O pedido de impeachment deve atender a uma série de requisitos formais determinados por lei. Sendo eles: o denunciante tem que estar no exercício de seus direitos políticos; a denúncia deve estar assinada e com firma reconhecida; a denúncia deve estar acompanhada com documentos que comprovem; rol de testemunhas (opcional); não ser admitida a denúncia posterior a saída definitiva do Governador em exercício do cargo.

STF

A decisão do presidente da AL, em dar prosseguimento ao pedido de impeachment repercutiu. O Supremo Tribunal Federal (STF), emitiu uma Ação Direta de Inconstitucionalidade (Adin), onde declara que apenas a União Federal pode legislar em tema de crimes de responsabilidade.

A decisão é em resposta à consulta do Conselho Federal da Ordem dos Advogados do Brasil. O ministro relator do processo, Celso Melo, diz no documento que “comunico a Vossa Excelência que nos termos da decisão, julguei procedente a ação direta em epígrafe para declarar a inconstitucionalidade das expressões normativas “processar e julgar o Governador” e “nos crimes de responsabilidade” inscritas no inciso XII do art. 19 da Constituição do Estado do Tocantins, e ainda, das expressões “Admita a acusação contra o Governador do Estado, pois dois terços da Assembleia Legislativa” e “pela Assembleia Legislativa, nos crimes de responsabilidade”, contidas no artigo 41, do mesmo texto constitucional estadual”, destacou o ministro.

Repercussão

O parecer favorável do impeachment, aconteceu 4 dias após o lançamento da pré-candidatura de Carlesse ao Governo do Estado, na região do bico do papagaio.
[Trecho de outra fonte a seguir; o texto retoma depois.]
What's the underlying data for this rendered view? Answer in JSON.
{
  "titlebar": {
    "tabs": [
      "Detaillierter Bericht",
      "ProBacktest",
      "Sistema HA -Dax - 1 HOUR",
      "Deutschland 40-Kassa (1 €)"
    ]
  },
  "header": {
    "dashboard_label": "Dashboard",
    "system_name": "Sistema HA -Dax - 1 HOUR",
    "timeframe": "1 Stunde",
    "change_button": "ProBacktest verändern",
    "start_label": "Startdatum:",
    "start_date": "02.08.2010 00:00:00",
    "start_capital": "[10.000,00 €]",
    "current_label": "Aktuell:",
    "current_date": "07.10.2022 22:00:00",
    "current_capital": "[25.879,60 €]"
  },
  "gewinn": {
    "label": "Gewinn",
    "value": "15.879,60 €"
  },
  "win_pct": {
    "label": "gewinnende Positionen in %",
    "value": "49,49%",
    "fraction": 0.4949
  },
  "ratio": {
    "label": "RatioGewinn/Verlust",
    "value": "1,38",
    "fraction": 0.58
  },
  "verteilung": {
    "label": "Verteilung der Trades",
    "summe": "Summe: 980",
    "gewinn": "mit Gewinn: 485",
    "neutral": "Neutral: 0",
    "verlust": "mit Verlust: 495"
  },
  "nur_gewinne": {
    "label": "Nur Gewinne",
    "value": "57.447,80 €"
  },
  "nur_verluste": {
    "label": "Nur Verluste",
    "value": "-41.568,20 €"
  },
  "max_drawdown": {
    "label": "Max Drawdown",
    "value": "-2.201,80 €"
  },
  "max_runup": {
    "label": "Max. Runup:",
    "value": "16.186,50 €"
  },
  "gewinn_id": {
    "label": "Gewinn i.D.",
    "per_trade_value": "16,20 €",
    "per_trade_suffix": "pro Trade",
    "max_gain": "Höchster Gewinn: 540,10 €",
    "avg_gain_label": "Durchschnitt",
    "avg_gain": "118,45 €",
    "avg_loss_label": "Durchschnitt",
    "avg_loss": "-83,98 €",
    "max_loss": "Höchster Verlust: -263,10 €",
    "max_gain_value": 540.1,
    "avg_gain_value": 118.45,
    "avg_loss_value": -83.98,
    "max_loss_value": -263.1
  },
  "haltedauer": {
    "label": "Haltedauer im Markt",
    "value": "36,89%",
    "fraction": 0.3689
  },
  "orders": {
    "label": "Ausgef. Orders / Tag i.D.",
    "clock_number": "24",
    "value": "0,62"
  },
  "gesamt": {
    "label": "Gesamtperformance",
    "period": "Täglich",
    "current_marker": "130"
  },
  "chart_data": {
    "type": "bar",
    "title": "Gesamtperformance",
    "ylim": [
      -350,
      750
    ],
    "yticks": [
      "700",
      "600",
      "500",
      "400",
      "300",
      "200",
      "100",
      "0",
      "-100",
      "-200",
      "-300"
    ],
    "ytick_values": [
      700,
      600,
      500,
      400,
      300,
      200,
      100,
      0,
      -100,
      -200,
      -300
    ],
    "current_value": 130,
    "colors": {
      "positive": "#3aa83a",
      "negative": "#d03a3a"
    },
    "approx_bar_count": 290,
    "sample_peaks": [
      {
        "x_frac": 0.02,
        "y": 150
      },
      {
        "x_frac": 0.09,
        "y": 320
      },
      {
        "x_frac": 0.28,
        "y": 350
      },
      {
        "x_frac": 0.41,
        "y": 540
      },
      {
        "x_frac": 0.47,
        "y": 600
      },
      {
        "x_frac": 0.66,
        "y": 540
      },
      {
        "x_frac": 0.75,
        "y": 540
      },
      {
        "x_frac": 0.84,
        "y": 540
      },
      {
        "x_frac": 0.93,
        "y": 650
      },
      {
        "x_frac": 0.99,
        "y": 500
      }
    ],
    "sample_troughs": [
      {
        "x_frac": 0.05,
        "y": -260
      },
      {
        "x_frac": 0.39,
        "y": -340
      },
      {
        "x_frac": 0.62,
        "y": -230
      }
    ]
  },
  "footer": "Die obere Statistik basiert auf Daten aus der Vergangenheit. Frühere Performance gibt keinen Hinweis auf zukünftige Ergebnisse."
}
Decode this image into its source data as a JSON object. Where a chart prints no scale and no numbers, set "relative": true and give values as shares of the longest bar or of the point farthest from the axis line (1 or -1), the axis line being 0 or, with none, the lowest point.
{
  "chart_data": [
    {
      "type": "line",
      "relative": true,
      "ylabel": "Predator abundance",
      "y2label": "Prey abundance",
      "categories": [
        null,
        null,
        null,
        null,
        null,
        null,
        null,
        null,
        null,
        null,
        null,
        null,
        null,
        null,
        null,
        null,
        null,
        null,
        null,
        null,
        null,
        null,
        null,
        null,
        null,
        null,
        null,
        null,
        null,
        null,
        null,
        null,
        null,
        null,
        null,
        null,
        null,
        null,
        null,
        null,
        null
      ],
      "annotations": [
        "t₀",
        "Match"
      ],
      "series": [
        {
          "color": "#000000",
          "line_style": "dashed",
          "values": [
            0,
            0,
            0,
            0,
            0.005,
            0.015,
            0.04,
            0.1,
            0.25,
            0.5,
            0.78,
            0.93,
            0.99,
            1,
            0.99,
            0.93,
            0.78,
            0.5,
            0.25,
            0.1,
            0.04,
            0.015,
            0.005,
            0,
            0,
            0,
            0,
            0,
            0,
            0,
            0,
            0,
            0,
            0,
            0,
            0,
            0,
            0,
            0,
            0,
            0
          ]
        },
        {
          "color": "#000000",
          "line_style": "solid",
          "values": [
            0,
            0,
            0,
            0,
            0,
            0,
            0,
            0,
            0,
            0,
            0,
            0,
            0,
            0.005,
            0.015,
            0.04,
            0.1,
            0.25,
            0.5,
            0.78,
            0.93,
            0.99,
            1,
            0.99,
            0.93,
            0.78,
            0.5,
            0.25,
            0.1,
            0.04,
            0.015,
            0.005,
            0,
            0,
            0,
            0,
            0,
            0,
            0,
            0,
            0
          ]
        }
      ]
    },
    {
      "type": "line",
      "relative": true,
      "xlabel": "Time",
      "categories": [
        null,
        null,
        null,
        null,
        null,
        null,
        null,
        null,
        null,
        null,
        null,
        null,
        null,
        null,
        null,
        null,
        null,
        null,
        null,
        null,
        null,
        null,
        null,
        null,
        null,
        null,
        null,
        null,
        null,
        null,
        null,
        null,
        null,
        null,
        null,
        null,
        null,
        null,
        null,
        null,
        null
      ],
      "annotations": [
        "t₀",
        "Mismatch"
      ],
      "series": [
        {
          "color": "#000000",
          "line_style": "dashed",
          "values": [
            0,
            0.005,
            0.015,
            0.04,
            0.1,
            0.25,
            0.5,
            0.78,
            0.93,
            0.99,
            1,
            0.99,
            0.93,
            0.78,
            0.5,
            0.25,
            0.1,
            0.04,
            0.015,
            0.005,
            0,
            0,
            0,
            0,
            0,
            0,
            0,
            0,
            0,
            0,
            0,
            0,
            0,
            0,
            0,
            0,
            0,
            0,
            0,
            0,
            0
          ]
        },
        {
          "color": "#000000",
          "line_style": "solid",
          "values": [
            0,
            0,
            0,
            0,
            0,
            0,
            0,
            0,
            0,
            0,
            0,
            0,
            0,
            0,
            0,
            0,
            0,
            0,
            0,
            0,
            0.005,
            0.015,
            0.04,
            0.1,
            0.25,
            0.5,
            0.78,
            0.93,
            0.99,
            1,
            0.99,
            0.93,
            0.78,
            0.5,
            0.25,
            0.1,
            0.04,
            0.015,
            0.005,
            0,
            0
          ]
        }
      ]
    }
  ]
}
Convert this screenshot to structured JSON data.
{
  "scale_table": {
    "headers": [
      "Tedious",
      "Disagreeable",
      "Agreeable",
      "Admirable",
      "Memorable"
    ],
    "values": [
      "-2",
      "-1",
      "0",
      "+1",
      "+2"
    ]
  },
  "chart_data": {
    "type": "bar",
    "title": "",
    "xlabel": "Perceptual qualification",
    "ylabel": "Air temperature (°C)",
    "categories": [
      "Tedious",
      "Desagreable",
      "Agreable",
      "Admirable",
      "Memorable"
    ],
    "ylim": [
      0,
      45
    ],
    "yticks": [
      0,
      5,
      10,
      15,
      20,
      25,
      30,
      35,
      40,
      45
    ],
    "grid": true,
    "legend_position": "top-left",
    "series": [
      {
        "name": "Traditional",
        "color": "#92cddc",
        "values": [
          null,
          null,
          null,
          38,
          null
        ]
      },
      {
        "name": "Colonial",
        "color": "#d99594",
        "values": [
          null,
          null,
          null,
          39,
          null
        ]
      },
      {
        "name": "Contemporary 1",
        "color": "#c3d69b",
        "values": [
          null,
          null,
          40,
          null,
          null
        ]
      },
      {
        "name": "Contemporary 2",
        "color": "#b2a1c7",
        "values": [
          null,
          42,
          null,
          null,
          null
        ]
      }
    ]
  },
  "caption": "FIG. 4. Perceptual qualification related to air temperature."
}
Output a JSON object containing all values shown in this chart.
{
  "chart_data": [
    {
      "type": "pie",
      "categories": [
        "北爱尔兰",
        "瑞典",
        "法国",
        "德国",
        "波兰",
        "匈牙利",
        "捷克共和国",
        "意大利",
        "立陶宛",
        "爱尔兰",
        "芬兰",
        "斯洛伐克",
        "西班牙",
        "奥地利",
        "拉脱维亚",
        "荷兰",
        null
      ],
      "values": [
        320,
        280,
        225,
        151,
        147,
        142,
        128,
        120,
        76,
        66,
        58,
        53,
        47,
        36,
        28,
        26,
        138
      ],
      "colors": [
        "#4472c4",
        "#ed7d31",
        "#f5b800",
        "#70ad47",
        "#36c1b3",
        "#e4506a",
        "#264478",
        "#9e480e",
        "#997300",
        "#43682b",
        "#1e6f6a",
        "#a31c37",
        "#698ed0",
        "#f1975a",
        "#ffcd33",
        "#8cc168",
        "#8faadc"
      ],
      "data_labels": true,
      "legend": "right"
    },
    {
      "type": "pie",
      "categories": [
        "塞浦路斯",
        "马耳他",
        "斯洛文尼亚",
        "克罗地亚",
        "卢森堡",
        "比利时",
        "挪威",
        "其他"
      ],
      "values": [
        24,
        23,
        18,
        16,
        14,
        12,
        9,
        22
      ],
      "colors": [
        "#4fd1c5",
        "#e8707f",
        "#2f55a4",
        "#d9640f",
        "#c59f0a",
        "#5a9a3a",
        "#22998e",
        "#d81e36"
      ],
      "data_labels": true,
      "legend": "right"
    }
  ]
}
Informações de bastidores dão conta que a relação entre Carlesse e Marcelo Miranda, não está das melhores. Tanto, que para aliados do governo a decisão da AL de tirar da gaveta o processo é uma maneira de pressionar o palácio.

No fim do mês passado, indicados do deputado Ricardo Ayres (PSB) foram exonerados do cargo no governo do estado. Nos bastidores, Carlesse está na articulação para que o processo siga adiante.

Arquivado

O pedido de impeachment foi arquivado pelo ex-presidente da Casa, Osires Damaso (PSC), no final da gestão no legislativo, em janeiro.

Na época, segundo a AL, a arquivação aconteceu após análise minuciosa ao longo do pedido. O ex-presidente comentou, que faltavam requisitos materiais e formais para tramitação do pedido.